Transatlantic economic challenges in an era of growing multipolarity
Excerpt from the Opening Address of Vitor Gaspar
In 1950, Europe, the United States and other Western Offshoots (using the expression of Madison) represented about 57 percent of World GDP – at the time the 27 member states of the European Union represented 28.2 percent of World GDP and the United States 27.3 percent. The Transatlantic dominance was even more pronounced if measured by shares in world trade or finance.
In terms of population the shares were much lower at 14.8 percent and 6.2 percent respectively, reflecting the relative patterns of prosperity and deprivation around the world.
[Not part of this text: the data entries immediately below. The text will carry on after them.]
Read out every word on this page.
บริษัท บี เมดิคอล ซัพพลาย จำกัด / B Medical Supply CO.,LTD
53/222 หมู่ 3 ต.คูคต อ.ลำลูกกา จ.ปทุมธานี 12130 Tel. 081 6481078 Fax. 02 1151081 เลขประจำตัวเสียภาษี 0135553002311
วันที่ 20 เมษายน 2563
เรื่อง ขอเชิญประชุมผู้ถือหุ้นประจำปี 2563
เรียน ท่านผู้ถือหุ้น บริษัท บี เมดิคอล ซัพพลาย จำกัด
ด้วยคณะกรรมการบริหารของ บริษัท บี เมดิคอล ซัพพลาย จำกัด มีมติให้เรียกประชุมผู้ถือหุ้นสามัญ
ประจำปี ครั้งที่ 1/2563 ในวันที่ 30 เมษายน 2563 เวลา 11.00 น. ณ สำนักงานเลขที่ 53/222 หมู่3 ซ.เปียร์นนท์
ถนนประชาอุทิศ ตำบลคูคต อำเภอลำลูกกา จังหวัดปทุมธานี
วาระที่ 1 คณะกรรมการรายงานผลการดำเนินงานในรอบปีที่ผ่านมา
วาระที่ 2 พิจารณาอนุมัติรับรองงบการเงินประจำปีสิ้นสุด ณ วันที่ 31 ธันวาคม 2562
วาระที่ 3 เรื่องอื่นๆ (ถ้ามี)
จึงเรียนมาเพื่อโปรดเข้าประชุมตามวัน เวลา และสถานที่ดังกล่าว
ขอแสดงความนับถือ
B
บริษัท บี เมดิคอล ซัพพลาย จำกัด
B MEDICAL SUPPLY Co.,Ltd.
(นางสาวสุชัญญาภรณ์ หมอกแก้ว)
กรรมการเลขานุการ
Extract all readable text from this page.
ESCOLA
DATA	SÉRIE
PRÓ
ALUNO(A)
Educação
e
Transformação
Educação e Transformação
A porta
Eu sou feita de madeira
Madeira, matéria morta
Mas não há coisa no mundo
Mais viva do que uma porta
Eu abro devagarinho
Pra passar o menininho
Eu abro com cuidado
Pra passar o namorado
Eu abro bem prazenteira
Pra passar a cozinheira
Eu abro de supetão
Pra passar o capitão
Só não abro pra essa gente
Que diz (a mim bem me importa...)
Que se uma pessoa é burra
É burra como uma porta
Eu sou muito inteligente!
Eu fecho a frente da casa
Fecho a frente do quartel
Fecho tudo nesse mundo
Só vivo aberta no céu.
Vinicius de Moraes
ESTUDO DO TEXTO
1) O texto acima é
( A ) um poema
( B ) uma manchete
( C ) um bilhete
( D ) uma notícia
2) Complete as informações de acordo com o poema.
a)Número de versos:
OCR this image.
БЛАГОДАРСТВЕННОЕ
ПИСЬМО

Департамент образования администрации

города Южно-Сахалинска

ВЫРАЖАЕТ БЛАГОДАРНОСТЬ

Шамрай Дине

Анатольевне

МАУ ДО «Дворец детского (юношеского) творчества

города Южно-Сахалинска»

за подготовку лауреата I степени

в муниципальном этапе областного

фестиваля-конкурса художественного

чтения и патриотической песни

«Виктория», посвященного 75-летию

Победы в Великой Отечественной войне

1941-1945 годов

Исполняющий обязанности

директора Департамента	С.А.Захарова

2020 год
It is impressive to compare these indicators with the prospects for 2050. Such long term perspective suggests a profound long term change going forward. In the century from 1950 to 2050 the share of Europe and European Offshoots will have fallen from about 57 percent to about 40 percent of world GDP. Western Europe will have fallen from 26.2 percent to 17.9 percent and the US from 27.3 percent to 19.6 percent. In the same period Asia will have moved from about 18.4 percent to 36.5 percent. To a very large extent these trends reflect the reversal of the Great Divergence that took place from the mid-1700s to the mid-1950s and led to dominance of World Trade and Finance by Europe and European off-shoots. The shifting patterns of power going forward are clear. Effective cooperation and coordination in the global economy require that governance of multilateral organisations and groups adapts to these changing patterns. The process of transition may be characterised by growing multipolarity as in the theme for this conference. There can be no guarantees that the transition will proceed smoothly. A cooperative and multilateral approach (that I am tempted to label the European approach) is only one possible way to conceive the transition. But, in whatever way it occurs, the transition at global level will have profound effects on transatlantic political, economic and financial relations. Global transition is a powerful undercurrent that persistently influences transatlantic relations.